Je trouve ce type de position (par exemple exprimée par l’un des auteurs de la loi, que je respecte beaucoup, Jean Leonetti, actuel vice-président de LR et caution centriste de Laurent Wauquiez) particulièrement malsaine, pour au moins deux raisons.

La première, c’est que Vincent Lambert est une personne unique et ce qui sera décidé de sa situation, de son avenir, de ses possibilités d’amélioration de vie, est unique, spécifique et ne devra jamais être pris comme un modèle, un exemple, un cas général. En quelques sortes, c’est le risque de l’écho médiatique, la situation de Vincent est instrumentalisée, elle l’est des deux côtés, par ceux qui demandent l’arrêt des soins comme ceux qui demandent leur maintien. Elle est nécessairement instrumentalisée car elle est médiatisée. Elle le sera aussi par la justice car cette situation créera un précédent par la jurisprudence.
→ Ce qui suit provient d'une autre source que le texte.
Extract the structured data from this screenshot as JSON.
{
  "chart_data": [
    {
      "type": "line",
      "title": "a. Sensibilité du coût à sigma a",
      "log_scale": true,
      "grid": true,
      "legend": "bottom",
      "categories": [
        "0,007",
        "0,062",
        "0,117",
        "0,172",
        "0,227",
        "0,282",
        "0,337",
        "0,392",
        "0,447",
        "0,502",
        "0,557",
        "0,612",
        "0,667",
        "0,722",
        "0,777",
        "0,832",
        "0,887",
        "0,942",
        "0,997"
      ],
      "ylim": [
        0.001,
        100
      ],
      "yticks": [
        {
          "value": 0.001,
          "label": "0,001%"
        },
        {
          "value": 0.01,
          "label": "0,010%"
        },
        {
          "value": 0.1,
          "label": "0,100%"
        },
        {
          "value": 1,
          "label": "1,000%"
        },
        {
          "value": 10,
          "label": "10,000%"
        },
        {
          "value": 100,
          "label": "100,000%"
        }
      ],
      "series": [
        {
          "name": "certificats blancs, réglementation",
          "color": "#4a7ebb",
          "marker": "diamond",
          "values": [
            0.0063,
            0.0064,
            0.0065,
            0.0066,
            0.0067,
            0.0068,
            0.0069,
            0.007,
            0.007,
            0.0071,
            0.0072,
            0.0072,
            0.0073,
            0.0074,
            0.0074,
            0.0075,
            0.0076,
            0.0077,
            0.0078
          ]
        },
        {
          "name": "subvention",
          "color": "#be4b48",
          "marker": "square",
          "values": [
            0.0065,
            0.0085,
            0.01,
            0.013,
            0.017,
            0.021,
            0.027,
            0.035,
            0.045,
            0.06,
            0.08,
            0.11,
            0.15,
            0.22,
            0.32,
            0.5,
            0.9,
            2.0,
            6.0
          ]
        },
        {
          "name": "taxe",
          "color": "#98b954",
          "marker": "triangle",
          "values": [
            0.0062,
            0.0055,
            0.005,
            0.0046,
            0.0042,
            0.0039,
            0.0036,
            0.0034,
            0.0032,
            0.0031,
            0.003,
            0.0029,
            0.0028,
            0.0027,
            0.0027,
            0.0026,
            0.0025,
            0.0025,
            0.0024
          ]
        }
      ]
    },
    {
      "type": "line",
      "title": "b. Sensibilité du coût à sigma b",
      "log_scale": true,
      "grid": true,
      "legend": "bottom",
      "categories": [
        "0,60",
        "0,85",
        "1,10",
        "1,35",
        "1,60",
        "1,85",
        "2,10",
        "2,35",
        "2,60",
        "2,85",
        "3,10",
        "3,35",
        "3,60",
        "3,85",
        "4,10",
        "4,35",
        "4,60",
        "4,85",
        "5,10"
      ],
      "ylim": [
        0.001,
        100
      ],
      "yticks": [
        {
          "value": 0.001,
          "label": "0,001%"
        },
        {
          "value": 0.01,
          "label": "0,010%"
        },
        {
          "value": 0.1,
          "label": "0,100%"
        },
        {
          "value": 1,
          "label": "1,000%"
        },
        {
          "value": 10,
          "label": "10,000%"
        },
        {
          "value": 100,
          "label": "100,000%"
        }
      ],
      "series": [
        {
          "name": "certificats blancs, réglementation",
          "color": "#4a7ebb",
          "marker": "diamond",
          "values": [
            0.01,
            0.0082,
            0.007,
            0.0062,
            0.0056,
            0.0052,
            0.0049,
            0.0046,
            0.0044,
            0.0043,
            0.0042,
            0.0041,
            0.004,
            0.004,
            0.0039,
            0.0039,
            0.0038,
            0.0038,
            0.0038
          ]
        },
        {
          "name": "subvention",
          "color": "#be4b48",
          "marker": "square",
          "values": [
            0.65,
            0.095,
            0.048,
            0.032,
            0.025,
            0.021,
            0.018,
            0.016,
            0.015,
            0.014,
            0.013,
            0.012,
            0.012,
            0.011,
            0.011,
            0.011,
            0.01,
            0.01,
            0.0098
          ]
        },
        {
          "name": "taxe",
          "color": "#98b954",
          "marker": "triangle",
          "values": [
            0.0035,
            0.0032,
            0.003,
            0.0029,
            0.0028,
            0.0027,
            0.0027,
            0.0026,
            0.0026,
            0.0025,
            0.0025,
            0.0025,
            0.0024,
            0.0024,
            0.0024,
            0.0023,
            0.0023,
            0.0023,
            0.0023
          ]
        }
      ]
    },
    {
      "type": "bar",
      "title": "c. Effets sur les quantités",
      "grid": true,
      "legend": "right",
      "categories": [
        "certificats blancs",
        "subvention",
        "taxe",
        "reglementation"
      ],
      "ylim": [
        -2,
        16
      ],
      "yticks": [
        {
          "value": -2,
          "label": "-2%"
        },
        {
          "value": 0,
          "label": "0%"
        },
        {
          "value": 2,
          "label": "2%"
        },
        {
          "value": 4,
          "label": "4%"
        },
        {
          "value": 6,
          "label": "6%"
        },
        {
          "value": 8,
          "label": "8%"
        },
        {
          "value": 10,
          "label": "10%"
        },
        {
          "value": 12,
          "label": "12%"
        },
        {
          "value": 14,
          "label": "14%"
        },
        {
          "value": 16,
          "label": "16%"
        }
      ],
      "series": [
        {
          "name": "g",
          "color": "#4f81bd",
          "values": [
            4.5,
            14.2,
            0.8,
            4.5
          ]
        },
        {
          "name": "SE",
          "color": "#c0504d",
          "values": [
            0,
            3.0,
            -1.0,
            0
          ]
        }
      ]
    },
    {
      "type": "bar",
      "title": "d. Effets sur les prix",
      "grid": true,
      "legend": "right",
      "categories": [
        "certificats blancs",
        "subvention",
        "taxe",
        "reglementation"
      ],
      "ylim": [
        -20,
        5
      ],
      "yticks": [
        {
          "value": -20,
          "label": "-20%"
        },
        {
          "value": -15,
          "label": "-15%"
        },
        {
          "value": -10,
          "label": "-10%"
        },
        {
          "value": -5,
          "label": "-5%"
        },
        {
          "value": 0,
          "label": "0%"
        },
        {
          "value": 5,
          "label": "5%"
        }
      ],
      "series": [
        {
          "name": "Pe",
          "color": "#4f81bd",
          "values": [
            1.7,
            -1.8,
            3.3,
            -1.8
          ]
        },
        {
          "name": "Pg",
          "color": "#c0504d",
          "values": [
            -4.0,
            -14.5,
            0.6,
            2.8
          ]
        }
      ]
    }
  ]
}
La seconde raison, sur le fond, c’est que cette affirmation est fausse. Le problème n’est pas dans les moyens d’interrompre une vie douloureuse qu’il faut à tout prix achever. La loi actuelle le permet par la sédation profonde, sans souffrance pour la personne concernée. Le problème est ailleurs, il est dans la liberté du patient, ce qui signifie que pour l’exercer, il faut qu’il puisse exprimer clairement sa volonté.

Or, Vincent n’a jamais exprimé de volonté, ni avant son accident, le 20 septembre 2008, ni moins après, où son état physiologique ne le permet pas. Il n’a pas rédigé de directives anticipées, il n’a désigné aucune personne de confiance, comme le propose la loi actuelle. Certes, il a maintenant une tutrice, son épouse, mais cela ne concerne pas le domaine de la fin de vie, le fait d’être tuteur ne s’applique pas à cette loi Claeys-Leonetti mais plutôt aux éventuelles affaires administratives et financières, matérielles.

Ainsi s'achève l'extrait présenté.